I wasn't going to kill L yet. I have to believe in Light. He should be able to take care on his own. I don't want him to get mad. He was Kira, after all. The person who saved my parents. I was more than happy to be useful to him. Dedicating myself to him.

I sighed and leaned back on my chair.

"L Lawliet, huh?"

Light's POV

I opened my eyes. My head hurt more than ever... What happened?

I glanced over my right to see Ryuzaki lying next to me on a separate bed with a wet cloth on his forehead. His face burning up and mouth slightly open.

I almost had a heart attack when I recalled what happened before my eyes went black. I got up so fast not caring about my head and rushed over him.

"L!!!" I hugged his warm body in my arms. Squeezing tight.

"...huh? Oh, Light..." I felt tears filling my eyes when I heard him talking again.

I sobbed, burying my face in his hair.

"I'm sorry..." I slowly put him back on the bed and rushed upstairs with tears in my eyes. I heard my dad and others yell for me but didn't care. L ended up like that... because of me. It was all my fault.

I had to do it. I have to. Or I won't be able to save Ryuzaki.

I opened the door going onto the rooftop and locked it behind me. It was chilly. The clouds from yesterday still lingering on the sky. I took a deep breath before walking on the edge. I sat down looking down at all the people. The cars. The buildings.

I closed my eyes recalling the moments I shared with Ryuzaki. For once in my life, I actually felt something. I actually cared about someone. I was not acting. Despite us being mortal enemies of course. Why did I have to be Kira...

Why did fate make us enemies? Just by  existing we were a threat to each other. Maybe if I didn't pick up that notebook... I hate to admit but I was losing my mind. This notebook... This power... It was driving me crazy at this point.

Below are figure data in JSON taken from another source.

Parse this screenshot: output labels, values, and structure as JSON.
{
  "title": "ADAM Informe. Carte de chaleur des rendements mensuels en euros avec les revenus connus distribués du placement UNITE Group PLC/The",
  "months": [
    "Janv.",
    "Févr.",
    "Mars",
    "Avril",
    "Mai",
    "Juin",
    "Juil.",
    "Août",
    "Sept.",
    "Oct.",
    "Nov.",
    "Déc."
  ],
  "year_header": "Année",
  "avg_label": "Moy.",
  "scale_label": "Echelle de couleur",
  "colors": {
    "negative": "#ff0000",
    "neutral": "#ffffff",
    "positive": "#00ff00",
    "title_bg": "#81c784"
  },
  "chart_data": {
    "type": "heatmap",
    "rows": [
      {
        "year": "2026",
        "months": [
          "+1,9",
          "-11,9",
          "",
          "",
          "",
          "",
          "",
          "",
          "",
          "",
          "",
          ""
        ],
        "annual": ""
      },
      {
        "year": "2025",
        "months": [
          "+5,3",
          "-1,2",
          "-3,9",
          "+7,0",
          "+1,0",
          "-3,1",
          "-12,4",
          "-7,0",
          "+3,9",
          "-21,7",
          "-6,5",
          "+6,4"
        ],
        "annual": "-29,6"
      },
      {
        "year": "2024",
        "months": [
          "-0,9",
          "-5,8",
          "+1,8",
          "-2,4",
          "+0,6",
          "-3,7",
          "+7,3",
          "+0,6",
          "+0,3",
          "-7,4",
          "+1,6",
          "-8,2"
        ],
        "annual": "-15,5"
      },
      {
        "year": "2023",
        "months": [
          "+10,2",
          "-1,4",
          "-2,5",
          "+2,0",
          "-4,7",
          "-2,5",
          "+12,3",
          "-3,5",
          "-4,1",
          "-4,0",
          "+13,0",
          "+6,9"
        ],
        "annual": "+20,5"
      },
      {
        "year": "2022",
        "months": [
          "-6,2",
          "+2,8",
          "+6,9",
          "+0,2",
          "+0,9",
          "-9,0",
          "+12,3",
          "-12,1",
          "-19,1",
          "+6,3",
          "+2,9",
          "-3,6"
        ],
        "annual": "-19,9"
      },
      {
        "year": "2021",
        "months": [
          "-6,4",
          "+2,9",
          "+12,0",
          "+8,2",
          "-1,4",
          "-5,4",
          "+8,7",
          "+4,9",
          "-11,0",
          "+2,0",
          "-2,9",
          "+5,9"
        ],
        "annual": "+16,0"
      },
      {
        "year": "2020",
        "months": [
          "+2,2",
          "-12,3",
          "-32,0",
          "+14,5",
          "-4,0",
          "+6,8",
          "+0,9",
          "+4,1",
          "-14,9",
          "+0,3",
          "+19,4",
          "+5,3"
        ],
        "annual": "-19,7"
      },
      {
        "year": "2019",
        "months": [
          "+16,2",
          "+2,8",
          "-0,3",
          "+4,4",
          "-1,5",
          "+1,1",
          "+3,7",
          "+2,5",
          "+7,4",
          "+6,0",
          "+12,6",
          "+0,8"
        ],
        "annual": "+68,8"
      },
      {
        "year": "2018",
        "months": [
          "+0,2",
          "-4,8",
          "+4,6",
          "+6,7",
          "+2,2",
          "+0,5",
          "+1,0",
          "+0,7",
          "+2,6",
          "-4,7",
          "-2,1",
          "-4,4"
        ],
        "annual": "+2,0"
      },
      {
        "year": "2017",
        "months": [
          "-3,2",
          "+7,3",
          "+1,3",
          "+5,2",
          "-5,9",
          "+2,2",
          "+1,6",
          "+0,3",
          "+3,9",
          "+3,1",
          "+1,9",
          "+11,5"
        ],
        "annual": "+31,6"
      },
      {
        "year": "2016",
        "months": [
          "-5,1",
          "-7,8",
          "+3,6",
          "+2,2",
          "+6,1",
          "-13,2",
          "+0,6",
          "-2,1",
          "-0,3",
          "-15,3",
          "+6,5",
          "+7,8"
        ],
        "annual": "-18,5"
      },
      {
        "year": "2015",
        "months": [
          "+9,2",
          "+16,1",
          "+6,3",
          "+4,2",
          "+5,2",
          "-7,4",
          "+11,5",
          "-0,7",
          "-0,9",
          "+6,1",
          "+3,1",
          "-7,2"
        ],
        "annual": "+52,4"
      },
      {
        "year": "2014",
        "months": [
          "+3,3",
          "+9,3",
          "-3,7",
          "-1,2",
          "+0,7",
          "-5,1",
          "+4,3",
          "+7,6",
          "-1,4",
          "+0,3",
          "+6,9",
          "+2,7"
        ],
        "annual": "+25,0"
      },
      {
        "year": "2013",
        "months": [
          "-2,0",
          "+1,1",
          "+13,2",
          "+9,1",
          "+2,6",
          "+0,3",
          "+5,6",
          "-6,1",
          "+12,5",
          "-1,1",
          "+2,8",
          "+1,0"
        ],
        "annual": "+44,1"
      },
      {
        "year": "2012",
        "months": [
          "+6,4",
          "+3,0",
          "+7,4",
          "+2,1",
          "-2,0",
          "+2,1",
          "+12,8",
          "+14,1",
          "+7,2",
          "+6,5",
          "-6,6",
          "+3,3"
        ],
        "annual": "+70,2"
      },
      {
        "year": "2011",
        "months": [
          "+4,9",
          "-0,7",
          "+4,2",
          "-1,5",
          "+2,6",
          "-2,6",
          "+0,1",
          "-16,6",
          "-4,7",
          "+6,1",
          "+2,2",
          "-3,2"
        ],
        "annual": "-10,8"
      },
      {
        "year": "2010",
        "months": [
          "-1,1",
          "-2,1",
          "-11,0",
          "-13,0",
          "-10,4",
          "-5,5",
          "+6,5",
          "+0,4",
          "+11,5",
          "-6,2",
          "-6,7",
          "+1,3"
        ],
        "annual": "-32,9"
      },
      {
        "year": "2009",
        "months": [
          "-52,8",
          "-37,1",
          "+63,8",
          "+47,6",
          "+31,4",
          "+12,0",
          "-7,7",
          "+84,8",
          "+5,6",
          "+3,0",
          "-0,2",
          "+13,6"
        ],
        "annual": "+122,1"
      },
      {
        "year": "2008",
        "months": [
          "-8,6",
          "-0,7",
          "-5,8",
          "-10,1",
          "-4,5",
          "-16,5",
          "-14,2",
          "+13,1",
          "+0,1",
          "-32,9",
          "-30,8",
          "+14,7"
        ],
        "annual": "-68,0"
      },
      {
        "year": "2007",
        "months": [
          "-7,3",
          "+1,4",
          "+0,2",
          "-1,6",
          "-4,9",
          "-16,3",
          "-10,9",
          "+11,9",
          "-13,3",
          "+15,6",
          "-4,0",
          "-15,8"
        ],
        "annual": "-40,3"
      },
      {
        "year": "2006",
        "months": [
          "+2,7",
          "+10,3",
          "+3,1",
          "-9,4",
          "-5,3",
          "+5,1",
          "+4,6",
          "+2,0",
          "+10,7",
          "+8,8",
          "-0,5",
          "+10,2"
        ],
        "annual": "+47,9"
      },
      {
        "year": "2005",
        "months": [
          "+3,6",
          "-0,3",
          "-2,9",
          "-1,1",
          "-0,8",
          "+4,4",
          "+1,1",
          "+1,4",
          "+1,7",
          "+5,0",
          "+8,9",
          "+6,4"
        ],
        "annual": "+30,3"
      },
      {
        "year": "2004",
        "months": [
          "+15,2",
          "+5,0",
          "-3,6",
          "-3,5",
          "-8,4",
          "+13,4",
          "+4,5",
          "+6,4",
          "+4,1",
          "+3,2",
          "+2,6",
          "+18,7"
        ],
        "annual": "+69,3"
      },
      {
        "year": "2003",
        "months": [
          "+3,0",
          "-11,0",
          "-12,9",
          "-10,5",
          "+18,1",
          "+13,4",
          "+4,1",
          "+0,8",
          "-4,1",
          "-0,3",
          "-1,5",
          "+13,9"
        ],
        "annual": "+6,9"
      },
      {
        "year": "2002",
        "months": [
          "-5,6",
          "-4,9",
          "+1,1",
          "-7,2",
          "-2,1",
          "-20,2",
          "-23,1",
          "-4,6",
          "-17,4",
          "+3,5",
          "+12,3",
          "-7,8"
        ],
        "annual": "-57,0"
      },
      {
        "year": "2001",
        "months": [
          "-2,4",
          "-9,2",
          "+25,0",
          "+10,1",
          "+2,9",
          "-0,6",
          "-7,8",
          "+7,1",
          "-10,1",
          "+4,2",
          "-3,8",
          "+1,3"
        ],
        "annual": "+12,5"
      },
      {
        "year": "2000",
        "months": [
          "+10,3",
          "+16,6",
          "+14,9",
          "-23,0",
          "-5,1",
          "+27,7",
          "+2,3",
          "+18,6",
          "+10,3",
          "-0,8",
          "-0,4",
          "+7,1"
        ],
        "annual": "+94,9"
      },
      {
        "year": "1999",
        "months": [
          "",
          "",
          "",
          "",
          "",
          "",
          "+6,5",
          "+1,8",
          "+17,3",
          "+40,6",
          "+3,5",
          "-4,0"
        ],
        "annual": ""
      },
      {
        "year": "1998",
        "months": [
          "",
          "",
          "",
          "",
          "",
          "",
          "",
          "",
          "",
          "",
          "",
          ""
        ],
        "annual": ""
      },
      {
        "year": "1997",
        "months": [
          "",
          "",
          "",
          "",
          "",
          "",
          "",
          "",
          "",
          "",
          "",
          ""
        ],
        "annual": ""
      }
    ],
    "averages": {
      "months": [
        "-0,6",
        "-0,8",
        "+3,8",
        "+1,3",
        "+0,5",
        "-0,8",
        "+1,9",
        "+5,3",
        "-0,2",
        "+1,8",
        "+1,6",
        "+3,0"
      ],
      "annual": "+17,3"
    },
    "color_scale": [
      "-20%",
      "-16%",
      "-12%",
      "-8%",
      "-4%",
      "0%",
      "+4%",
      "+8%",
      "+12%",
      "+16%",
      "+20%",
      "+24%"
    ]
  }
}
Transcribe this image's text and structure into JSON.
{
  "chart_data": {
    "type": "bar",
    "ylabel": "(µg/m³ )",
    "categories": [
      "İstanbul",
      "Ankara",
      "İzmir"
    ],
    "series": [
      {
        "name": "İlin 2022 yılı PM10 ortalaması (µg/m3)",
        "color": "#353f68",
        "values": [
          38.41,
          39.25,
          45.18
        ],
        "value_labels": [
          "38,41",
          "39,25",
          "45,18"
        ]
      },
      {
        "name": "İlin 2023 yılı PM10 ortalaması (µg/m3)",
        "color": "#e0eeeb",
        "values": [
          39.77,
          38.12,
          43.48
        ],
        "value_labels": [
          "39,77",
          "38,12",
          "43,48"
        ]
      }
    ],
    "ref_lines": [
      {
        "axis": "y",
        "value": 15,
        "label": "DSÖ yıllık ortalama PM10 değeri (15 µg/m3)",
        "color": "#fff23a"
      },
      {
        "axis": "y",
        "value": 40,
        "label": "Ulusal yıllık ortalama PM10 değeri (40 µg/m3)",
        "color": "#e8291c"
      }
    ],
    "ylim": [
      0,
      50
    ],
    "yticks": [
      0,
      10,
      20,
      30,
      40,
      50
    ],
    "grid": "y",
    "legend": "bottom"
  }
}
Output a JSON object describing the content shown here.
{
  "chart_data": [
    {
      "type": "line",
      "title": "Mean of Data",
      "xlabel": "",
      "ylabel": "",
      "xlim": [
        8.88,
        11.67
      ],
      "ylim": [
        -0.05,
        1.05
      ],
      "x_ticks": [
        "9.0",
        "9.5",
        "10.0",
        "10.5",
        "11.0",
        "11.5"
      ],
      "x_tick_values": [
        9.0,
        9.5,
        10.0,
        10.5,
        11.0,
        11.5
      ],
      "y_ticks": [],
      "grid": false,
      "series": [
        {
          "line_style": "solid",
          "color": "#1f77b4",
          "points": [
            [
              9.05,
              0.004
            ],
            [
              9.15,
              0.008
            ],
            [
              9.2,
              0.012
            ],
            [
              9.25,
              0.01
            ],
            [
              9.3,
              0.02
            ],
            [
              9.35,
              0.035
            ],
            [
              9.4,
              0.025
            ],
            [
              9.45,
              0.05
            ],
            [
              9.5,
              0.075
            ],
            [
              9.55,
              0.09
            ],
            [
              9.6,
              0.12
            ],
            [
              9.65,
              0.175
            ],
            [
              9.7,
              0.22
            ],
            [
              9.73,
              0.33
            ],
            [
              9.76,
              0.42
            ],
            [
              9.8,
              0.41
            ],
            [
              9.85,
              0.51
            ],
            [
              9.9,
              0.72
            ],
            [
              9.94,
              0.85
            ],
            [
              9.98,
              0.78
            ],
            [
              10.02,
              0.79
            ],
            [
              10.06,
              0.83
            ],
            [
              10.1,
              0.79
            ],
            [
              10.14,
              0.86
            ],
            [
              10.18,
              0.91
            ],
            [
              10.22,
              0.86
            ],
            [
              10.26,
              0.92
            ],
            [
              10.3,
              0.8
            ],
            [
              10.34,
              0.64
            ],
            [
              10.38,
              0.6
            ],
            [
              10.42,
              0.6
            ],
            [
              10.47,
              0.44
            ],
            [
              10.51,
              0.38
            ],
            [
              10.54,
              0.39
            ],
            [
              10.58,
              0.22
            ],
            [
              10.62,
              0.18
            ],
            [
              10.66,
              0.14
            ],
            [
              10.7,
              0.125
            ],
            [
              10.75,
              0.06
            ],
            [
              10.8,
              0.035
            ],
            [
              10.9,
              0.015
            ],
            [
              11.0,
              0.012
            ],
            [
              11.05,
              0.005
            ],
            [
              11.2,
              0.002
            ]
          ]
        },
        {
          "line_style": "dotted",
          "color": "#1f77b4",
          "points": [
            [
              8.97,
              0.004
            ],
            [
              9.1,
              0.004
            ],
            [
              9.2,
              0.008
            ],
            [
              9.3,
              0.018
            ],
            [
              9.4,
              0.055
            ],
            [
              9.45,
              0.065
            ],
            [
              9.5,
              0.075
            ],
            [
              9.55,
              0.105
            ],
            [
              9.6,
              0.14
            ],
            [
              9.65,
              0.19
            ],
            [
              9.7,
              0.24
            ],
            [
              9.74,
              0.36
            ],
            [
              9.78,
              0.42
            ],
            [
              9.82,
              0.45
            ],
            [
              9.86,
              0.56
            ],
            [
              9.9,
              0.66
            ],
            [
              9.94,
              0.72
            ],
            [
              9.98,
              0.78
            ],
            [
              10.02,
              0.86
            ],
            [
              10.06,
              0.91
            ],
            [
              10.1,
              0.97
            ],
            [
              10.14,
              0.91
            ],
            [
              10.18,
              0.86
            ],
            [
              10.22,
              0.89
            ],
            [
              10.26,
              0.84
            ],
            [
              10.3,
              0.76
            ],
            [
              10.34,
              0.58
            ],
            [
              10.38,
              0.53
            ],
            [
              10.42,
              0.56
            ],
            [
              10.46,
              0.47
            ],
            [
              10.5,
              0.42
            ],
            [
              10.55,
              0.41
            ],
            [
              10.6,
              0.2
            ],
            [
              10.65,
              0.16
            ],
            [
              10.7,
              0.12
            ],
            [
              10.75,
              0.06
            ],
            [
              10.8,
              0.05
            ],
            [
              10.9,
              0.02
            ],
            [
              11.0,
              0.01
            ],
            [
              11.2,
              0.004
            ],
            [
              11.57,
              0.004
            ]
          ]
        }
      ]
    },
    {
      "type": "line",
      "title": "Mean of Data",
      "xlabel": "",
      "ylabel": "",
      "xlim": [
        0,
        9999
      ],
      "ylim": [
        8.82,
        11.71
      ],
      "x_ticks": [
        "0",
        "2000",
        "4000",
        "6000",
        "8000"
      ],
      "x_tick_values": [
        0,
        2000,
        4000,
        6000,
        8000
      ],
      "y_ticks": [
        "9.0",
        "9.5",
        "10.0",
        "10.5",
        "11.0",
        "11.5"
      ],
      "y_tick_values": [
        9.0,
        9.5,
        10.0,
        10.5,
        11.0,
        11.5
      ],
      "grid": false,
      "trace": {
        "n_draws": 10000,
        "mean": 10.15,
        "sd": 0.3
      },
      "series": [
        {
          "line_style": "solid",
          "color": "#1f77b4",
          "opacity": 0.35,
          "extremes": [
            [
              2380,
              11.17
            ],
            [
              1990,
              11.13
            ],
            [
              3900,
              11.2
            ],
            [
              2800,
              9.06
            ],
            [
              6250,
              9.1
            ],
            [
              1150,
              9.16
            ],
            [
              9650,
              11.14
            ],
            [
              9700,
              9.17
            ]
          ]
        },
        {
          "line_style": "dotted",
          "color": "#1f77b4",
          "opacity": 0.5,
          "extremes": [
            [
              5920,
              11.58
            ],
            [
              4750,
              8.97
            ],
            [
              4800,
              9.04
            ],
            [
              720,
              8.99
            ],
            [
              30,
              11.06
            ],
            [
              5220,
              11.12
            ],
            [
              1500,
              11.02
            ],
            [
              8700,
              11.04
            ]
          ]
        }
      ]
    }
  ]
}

And I was aware. If I kept on...living... I might do something I'd regret.

I could feel my feet dangling down the edge. The wind brushing through my hair. I smiled keeping my eyelids shut. Slowly standing up and spreading my arms. I was finally at the top. But at what cost...

Even since I was a kid, I was tired of all the bad people getting away with everything they do. Murderers, rapists, thieves... I wondered to myself, what kind of justice did this world have for it to come to this? These people were ruining the whole world, turning it into a rotten place. Why did no one try to change this? If god did exist, why wasn't anything done? Why did the innocent have to suffer?

I knew from the start that it could've come to this, me turning into a monster. Because of all the people who didn't understand my points. Even L. He insisted he was justice.

But if he was, then why hasn't the world changed when Kira wasn't around? Even if the only reason people stopped doing bad things is because they're scared, atleast the innocent are safe. Because with Kira, they're protected.

With Kira, the world is better.

Because Kira...

...is the new God of the New World.

Maybe I could make L understand. Maybe he could join me...who am I kidding. I know if I keep thinking about saving the world, it all comes back to me having to kill him. He is the only thing that's stopping me.